Staff Writer

After optioning rights to XL880 last year, GlaxoSmithKline plc decided not to exercise its option to license a second compound under its six-year collaboration with Exelixis Inc.

Shares of South San Francisco-based Exelixis (NASDAQ:EXEL) fell 97 cents, or 21.6 percent, to close at $3.53 Thursday amid investor worries that GSK's decision stemmed from safety or efficacy concerns about the compounds up for grabs.

Yet Exelixis' executive vice president and chief financial officer, Frank Karbe, told BioWorld Today that the "decision by GSK is actually one that we're extremely happy about."

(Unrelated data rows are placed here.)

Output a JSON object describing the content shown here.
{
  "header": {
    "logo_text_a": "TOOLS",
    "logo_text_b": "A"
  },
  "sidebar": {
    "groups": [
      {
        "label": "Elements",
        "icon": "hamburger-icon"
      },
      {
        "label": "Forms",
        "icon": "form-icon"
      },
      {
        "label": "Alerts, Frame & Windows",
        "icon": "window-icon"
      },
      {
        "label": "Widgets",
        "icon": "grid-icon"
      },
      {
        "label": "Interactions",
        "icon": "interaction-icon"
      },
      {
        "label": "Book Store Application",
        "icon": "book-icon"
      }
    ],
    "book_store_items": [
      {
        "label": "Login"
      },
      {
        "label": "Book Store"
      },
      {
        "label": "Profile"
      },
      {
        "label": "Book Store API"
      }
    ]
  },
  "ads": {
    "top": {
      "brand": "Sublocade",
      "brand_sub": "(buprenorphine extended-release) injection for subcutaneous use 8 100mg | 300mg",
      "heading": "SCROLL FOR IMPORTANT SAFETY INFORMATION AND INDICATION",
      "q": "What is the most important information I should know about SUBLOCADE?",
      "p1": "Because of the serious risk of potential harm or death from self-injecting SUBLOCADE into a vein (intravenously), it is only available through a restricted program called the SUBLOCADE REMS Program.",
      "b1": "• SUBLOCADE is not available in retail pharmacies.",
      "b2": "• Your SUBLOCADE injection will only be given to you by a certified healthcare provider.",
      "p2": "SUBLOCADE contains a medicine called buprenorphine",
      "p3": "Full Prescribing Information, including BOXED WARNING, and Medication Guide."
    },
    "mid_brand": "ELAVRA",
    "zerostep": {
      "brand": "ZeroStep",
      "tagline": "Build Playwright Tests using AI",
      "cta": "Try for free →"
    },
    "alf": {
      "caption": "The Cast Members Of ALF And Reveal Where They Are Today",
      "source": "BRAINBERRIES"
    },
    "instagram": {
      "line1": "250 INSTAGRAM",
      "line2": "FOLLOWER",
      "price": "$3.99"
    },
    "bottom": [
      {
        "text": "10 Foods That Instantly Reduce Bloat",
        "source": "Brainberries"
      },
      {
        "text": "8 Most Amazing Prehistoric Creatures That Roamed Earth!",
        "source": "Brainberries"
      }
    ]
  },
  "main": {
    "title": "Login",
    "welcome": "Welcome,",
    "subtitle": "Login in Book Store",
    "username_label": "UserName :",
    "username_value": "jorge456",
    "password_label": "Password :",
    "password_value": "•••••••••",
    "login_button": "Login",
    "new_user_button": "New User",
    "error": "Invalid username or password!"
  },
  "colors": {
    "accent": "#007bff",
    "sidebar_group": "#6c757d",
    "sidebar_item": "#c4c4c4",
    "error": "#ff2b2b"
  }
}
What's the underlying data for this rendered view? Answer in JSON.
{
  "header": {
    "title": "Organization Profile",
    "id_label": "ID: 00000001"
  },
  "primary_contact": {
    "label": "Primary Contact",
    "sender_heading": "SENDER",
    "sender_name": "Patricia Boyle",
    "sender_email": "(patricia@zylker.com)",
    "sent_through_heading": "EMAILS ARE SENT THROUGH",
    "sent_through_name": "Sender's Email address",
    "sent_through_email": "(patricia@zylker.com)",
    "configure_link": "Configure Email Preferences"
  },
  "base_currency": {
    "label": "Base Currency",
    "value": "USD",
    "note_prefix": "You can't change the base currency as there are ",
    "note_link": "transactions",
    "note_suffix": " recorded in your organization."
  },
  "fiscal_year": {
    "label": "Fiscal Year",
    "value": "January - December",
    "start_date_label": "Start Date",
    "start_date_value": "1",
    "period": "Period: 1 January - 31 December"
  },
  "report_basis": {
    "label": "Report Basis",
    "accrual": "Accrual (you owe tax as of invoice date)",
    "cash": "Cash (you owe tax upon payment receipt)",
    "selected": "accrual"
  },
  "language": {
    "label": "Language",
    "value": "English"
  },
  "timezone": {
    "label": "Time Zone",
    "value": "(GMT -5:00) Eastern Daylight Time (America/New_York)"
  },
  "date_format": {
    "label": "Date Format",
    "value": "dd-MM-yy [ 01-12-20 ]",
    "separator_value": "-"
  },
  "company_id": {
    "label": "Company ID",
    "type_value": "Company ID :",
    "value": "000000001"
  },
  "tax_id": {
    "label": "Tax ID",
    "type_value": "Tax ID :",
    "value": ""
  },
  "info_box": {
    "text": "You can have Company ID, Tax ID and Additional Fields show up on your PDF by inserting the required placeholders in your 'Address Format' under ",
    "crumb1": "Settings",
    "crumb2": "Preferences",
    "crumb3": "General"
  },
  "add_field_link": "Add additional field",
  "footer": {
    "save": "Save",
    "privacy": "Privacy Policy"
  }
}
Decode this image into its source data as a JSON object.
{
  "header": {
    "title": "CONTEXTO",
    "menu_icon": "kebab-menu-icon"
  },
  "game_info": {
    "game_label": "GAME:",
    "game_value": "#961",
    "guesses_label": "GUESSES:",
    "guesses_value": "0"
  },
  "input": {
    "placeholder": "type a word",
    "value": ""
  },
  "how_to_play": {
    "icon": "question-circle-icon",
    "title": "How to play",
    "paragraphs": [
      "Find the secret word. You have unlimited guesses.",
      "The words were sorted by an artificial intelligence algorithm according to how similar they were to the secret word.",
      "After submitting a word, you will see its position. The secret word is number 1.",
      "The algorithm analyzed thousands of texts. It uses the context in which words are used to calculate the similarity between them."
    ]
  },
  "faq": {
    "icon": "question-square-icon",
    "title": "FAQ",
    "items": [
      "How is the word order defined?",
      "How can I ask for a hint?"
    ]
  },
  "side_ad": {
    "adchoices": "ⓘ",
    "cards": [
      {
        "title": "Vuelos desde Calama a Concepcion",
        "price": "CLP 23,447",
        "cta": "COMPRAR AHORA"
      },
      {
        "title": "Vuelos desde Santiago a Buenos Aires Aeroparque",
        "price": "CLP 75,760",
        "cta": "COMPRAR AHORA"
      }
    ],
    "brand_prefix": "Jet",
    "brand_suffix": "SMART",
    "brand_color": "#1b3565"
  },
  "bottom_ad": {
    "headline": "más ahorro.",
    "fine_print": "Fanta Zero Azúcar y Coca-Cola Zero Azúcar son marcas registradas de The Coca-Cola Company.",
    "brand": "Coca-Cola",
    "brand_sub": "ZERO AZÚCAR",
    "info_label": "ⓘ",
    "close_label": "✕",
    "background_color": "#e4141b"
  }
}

That's because the top contender to be optioned - XL184 - is Exelixis' most advanced pipeline candidate. The inhibitor of MET, RET and VEGFR2 is being studied in a Phase III trial in medullary thyroid cancer, as well as a Phase II trial in glioblastoma, and a Phase I/II trial in non-small-cell lung cancer. (See BioWorld Today, June 17, 2008.)

If GSK had picked up XL184, Exelixis would have received a $55 million milestone payment that would have been applied toward repayment of an $85 million loan. Karbe noted that the drug is worth more than that in today's partnering market.

Other candidates GSK could have optioned include XL820, an inhibitor of KIT, VEGFR and PDGFR, that is in Phase II in gastrointestinal stromal tumors; XL228, an inhibitor of the T315I mutant form of Bcr-Abl and other kinases that is in Phase I in blood cancers; XL281, which targets RAF kinase and is in Phase I testing in solid tumors; and XL844, an inhibitor of CHK1 and CHK2 in Phase I in solid tumors.

Under the original 2002 deal, GSK could option up to two compounds - the first of which it picked up late last year. That compound, XL880, is a MET and VEGFR2 inhibitor now advancing through three Phase II trials in papillary renal-cell carcinoma, gastric cancer and head and neck cancer. (See BioWorld Today, Dec. 17, 2007.)

GSK previously passed on two other compounds: the lung cancer drug XL647 and the diabetic peripheral neuropathy drug XL784. Those drugs, along with lung cancer candidate XL999, are the property of Exelixis' joint venture with Symphony Capital LLC and currently are not moving forward. (See BioWorld Today, June 14, 2005, and July 27, 2007.)

Exelixis previously said its collaboration with GSK was scheduled to end Oct. 27.

In addition to the $85 million loan from GSK, Exelixis has received about $150 million in up-front, milestone and research and developing funding associated with the deal. The biotech could get another $90 million in milestone payments and double-digit royalties if XL880 proves successful. (See BioWorld Today, June 30, 2008.)

As the deal comes to an end, Exelixis regains full rights to XL184, XL820, XL228, XL281 and XL844, although the company eventually may owe 3 percent royalties to GSK on net sales of XL184. Those five compounds more than double Exelixis' existing internal pipeline, which consists of the Phase II solid tumor drugs XL765 and XL147, the Phase I cancer drug XL019, and cancer drug XL888, for which an investigational new drug application recently was filed.

Karbe acknowledged that nine clinical assets are "more than we can take forward ourselves," and said the company expects to announce "one or several deals" by its R&D day in December.

He added that he expects those deals to help the company become financially independent from the current capital markets. As of June 30, Exelixis reported cash, equivalents and investments (including long-term investments and restricted cash) of $189.8 million, after posting a net loss of $45.1 million for the quarter.

Analyst Edward Tenthoff of Piper Jaffray and Co. wrote in a research note that the "silver lining" to GSK passing on Exelixis' compounds is that the company is now "well positioned to partner any drugs in its pipeline and thereby bring in cash, cut the burn and potentially address the larger balance sheet/viability overhang."

Several other analysts agreed that despite the negative stock reaction, GSK's decision is a net positive for Exelixis due to increased partnering flexibility.

Karbe called out XL765 and XL147, both of which target PI3K, as particularly attractive for partnering because they are leading compounds in their space and have potentially broad utility. "In order to fully exploit that, you would need someone who could put a lot of resources" toward their development, he said.

On the other hand, he said Exelixis may look to hold on to compounds that provide a fast route to market in a small indication, with potential for later expansion into larger indications. He noted that XL184 fits that bill, although he said that "doesn't necessarily mean we will take it forward 100 percent on our own."

He said the company is sorting through its strategy and expects to provide more guidance in its third-quarter earnings call Monday and the R&D day in December.